Il enfonce le clou : "Dans quelle corporation au monde on amène la matière première et où l'on est redevable à l'usine en fin d'année ? Quel jour Tereos n'a pas fait de bénéfices ? Ce sont des conquistadors. »

« Les grands combats se gagnent souvent sur le terrain »
L'occasion de marteler son positionnement : « Je ne serai jamais un partenaire de Tereos, moi je produis de la canne du lundi au dimanche », rappelle le planteur, notamment condamné dans le passé pour des dégradations de matériel sur des plateformes.
Une étiquette de président de "combats" qu'il assume : « À la case j'ai cinq référés et 30 000 euros d'amendes (...) J'ai traversé toutes les tempêtes, on m'a traité de terroriste en 2008, de délinquant, mais je n'en veux à personne, je suis toujours resté droit dans mes bottes et j'ai toujours travaillé pour l'intérêt général. », recadre le planteur.

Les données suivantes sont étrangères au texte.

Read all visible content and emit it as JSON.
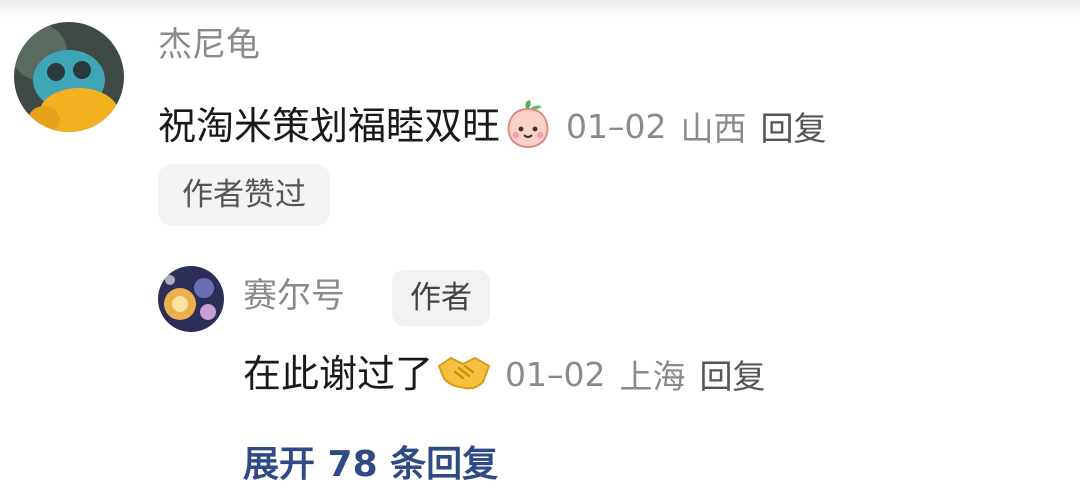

Le rapport de force ne lui fait pas peur : « S'il est fait à bon escient, comme je le dis depuis 2017, il y a le plan A, le dialogue, le plan B, la pression et le plan C c'est le plan à éviter ! Je serai le président des 2 200 planteurs, au côté de la Chambre d'agriculture, le but est de sauver la canne et de changer l'image de la filière. Si la canne coule, en deux ans on sera en surproduction dans toutes les autres filières."
Aucune hésitation au moment d'endosser le costume : « Sans prétention, cela fait 20 ans que je suis prêt, quand on a tort il faut fermer sa bouche mais quand on a raison il faut aller dans l'argumentation et parfois ça déborde mais les grands combats se gagnent souvent sur le terrain. »
Les regards déjà tournés vers le Département
Président de la CGPER, Jean-Michel Moutama se félicite de l'élection alors que la filière se retrouve dans un état « lamentable » selon lui.
« Le travail des nouveaux élus sera de mettre un coup de pied dans la fourmilière, le modèle ne peut plus continuer, il faut en trouver un nouveau (...) Le problème majeur est celui du revenu dégagé par les planteurs pour faire vivre leurs familles : un prix minimum qui couvre nos charges sociales, nos coûts de production et permet de dégager un revenu. » Sa définition d'un "prix minimum" ou plancher de la canne.
Première des priorités pour le nouveau co-président : prendre rendez-vous avec le Département pour aborder le sujet des retards de paiement des dossiers de replantation dans la canne. Selon la CGPER, un millier de dossiers seraient en souffrance depuis 2023.